In occasione della discussione alla Camera della proposta di legge Zan, alcune rappresentanti di certe associazioni femministe hanno avanzato questioni che vengono riproposte oggi, dopo la calendarizzazione del ddl in Commissione al Senato, con lo stesso contenuto e che riguardano l’asserita autorizzazione al cambiamento di sesso che, in caso di approvazione della legge potrebbe ottenersi con una semplice presunta autodichiarazione sulla base dell’inclinazione del momento. Queste considerazioni sono false. Il disegno Zan non modifica in alcun modo sulla legge 164 del 1982 che (sebbene sia una legge datata e non del tutto adeguata alle esigenze delle persone trans e che sarebbe quindi opportuno modificare) continuerebbe a regolare la rettificazione anagrafica del sesso.

La resistenza di quelle femministe radicali trans escludenti (c.d. femministe TERF - Trans Exclusionary Radical Femminists), contrarie alla legge per il timore di un arretramento dal punto di vista dell’equità e dell’uguaglianza sostanziale, è quindi priva di fondamento giuridico. Va precisato, tra l’altro, che le femministe che sostengono queste argomentazioni godono di una sovrarappresentazione rispetto alla loro effettiva diffusione nei movimenti per i diritti delle donne e delle persone Lgbti, legata anche alla comunanza di obiettivi, in questa circostanza, rispetto al mondo del conservatorismo cattolico di destra.

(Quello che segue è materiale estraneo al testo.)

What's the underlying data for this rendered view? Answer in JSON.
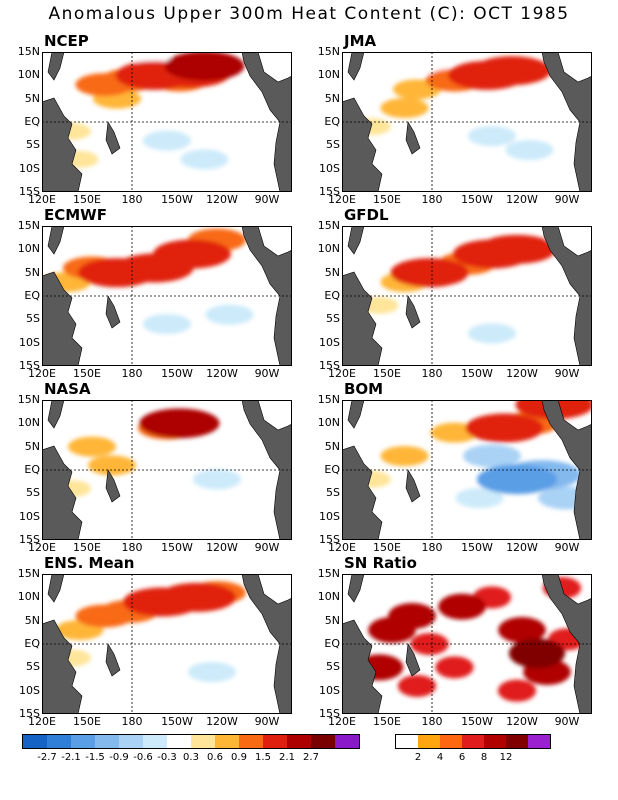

Queste nozioni, all’interno di una norma penale di protezione, riguardano le modalità con cui gli autori e le autrici delle condotte definiscono le vittime d’odio e non come le stesse si qualificano e si percepiscono. L’idea è, infatti, quella di rendere il ventaglio di tutele il più ampio possibile, proteggendo tutti gli aspetti dell’identità personale nella sua dimensione sessuale. Il disegno di legge Zan riguarda il movente d’odio e colpisce quindi le ragioni specifiche alla base di una condotta e correlate alle condizioni personali della vittima.

I discorsi d’odio possono ricollegarsi a matrici che esulano e non si esauriscono nelle caratteristiche anatomiche e biologiche. Se la legge non prevedesse l’estensione della norma anche al genere e all’identità di genere si verificherebbe un vuoto normativo nell’ordinamento che priverebbe di copertura, dal punto di vista della repressione penale, alcuni fenomeni d’odio.